Monday, June 13, 2011


Rapid City, SD

There are no Panera's in this part of the country.  Seriously.  Denver is the only place with one west of Sioux Falls and east of Vegas.  That means my extra time has not been spent at a computer writing blog posts, sorry.

I did spend quite a bit of time doing other stuff today.  Most of my day was spent hiking around the badlands.  For some of the hiking I stuck to the trails, but a few times I also went off them to climb up different features or hike over to a place that looked like it had a good view.  At one point after I had been climbing up to a ridge just off the trail, a family started heading up that way too.  I sort of guided the kids on which way was best to get up easiest, and gave one of them a hand up as well.

I had fun with the Panorama function on my camera.
A little later, as I was starting the next trail, I ended up behind them, and they started talking to me.  I ended up doing the whole 2-mile round-trip hike with them, helping the kids across gaps and up slopes, and talking to the parents some too.  It turned out to be a really fun time talking with them and guiding the kids along the trail.  The kids spent a bit of the time arguing about who should go behind me, but the son (who was eight) spent most of his time telling me random things about himself.

"I have a cap gun."

"I'm really good at climbing monkey bars on the playground, that's probably why I'm so good at this."

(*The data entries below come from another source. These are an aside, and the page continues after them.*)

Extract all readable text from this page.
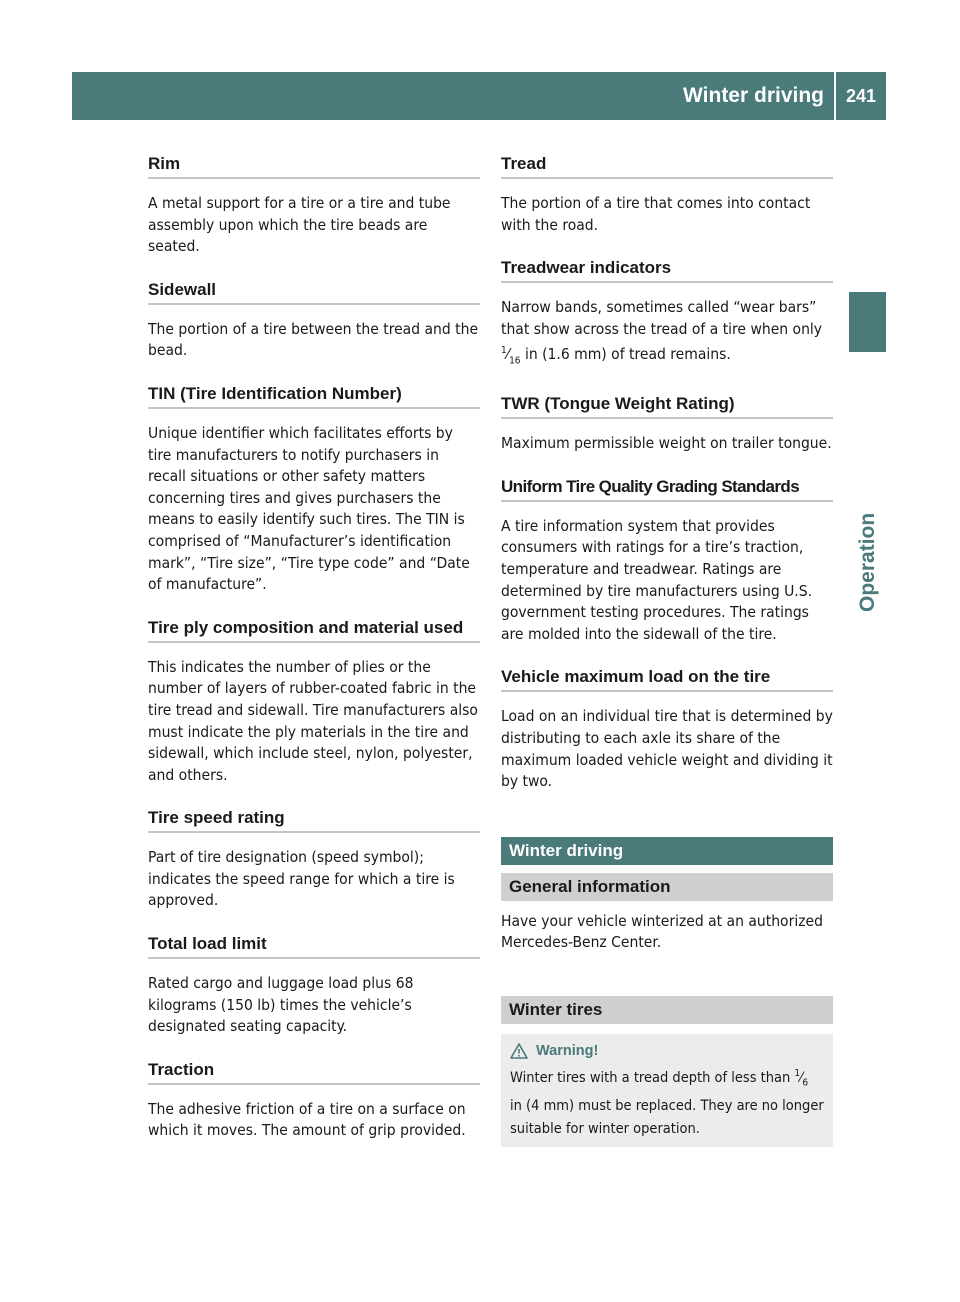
Winter driving	241
Operation
Rim
A metal support for a tire or a tire and tube assembly upon which the tire beads are seated.
Sidewall
The portion of a tire between the tread and the bead.
TIN (Tire Identification Number)
Unique identifier which facilitates efforts by tire manufacturers to notify purchasers in recall situations or other safety matters concerning tires and gives purchasers the means to easily identify such tires. The TIN is comprised of “Manufacturer’s identification mark”, “Tire size”, “Tire type code” and “Date of manufacture”.
Tire ply composition and material used
This indicates the number of plies or the number of layers of rubber-coated fabric in the tire tread and sidewall. Tire manufacturers also must indicate the ply materials in the tire and sidewall, which include steel, nylon, polyester, and others.
Tire speed rating
Part of tire designation (speed symbol); indicates the speed range for which a tire is approved.
Total load limit
Rated cargo and luggage load plus 68 kilograms (150 lb) times the vehicle’s designated seating capacity.
Traction
The adhesive friction of a tire on a surface on which it moves. The amount of grip provided.
Tread
The portion of a tire that comes into contact with the road.
Treadwear indicators
Narrow bands, sometimes called “wear bars” that show across the tread of a tire when only $^1⁄_{16}$ in (1.6 mm) of tread remains.
TWR (Tongue Weight Rating)
Maximum permissible weight on trailer tongue.
Uniform Tire Quality Grading Standards
A tire information system that provides consumers with ratings for a tire’s traction, temperature and treadwear. Ratings are determined by tire manufacturers using U.S. government testing procedures. The ratings are molded into the sidewall of the tire.
Vehicle maximum load on the tire
Load on an individual tire that is determined by distributing to each axle its share of the maximum loaded vehicle weight and dividing it by two.
Winter driving
General information
Have your vehicle winterized at an authorized Mercedes-Benz Center.
Winter tires
Warning!
Winter tires with a tread depth of less than $^1⁄_6$ in (4 mm) must be replaced. They are no longer suitable for winter operation.
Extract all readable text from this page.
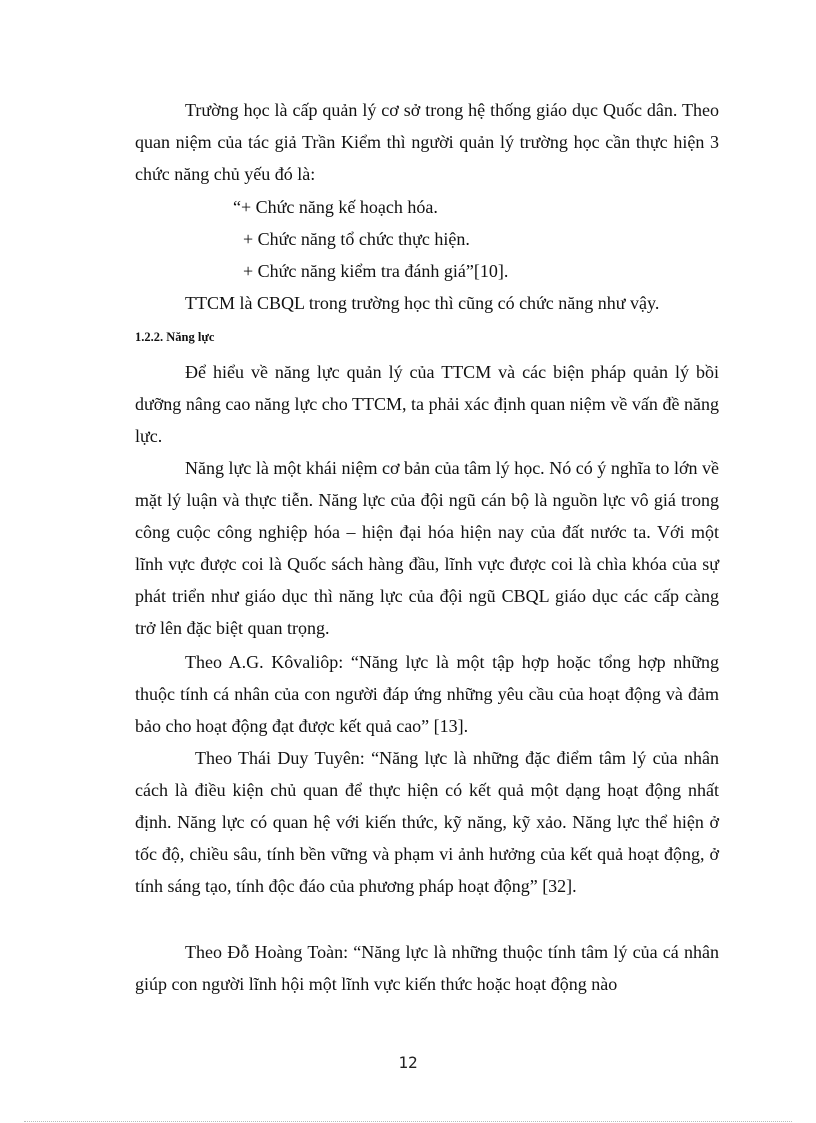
Trường học là cấp quản lý cơ sở trong hệ thống giáo dục Quốc dân. Theo quan niệm của tác giả Trần Kiểm thì người quản lý trường học cần thực hiện 3 chức năng chủ yếu đó là:

“+ Chức năng kế hoạch hóa.

+ Chức năng tổ chức thực hiện.

+ Chức năng kiểm tra đánh giá”[10].

TTCM là CBQL trong trường học thì cũng có chức năng như vậy.

1.2.2. Năng lực

Để hiểu về năng lực quản lý của TTCM và các biện pháp quản lý bồi dưỡng nâng cao năng lực cho TTCM, ta phải xác định quan niệm về vấn đề năng lực.

Năng lực là một khái niệm cơ bản của tâm lý học. Nó có ý nghĩa to lớn về mặt lý luận và thực tiễn. Năng lực của đội ngũ cán bộ là nguồn lực vô giá trong công cuộc công nghiệp hóa – hiện đại hóa hiện nay của đất nước ta. Với một lĩnh vực được coi là Quốc sách hàng đầu, lĩnh vực được coi là chìa khóa của sự phát triển như giáo dục thì năng lực của đội ngũ CBQL giáo dục các cấp càng trở lên đặc biệt quan trọng.

Theo A.G. Kôvaliôp: “Năng lực là một tập hợp hoặc tổng hợp những thuộc tính cá nhân của con người đáp ứng những yêu cầu của hoạt động và đảm bảo cho hoạt động đạt được kết quả cao” [13].

Theo Thái Duy Tuyên: “Năng lực là những đặc điểm tâm lý của nhân cách là điều kiện chủ quan để thực hiện có kết quả một dạng hoạt động nhất định. Năng lực có quan hệ với kiến thức, kỹ năng, kỹ xảo. Năng lực thể hiện ở tốc độ, chiều sâu, tính bền vững và phạm vi ảnh hưởng của kết quả hoạt động, ở tính sáng tạo, tính độc đáo của phương pháp hoạt động” [32].

Theo Đỗ Hoàng Toàn: “Năng lực là những thuộc tính tâm lý của cá nhân giúp con người lĩnh hội một lĩnh vực kiến thức hoặc hoạt động nào

12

"Oh, I almost forgot, I can swim really far. Almost forgot to tell you that."

It reminded me a little bit of when I used to do trips with my mom, my aunt, and my younger cousins Ian and Anton.  We'd go to Navy Pier in Chicago, or to a zoo, or something else, and my sister and I would spend most of the time playing/talking/joking with our cousins, who are 6 or 8 years younger than us.  And as fun as those trips were, the thing I remember about them isn't each of the places we went to.  It's hanging out with my cousins and spending time with them.

I enjoy traveling by myself, but you miss out on that when you're not sharing experiences with someone else.  As cool as hiking the first trail this morning was, when I got to where I was trying to get to by myself, there wasn't much else to do.  But when I got to the end of the trail with the family, I got to enjoy the view with them, talk about the hike and which parts were hard, and all of that.  And, at least in this case, it was worth the trade-off  a little bit of autonomy in choosing which route to take or how fast I wanted to go.

So thanks to Angie, Rich, Alexis, and Mason for making my hike way more memorable than if I had done it by myself.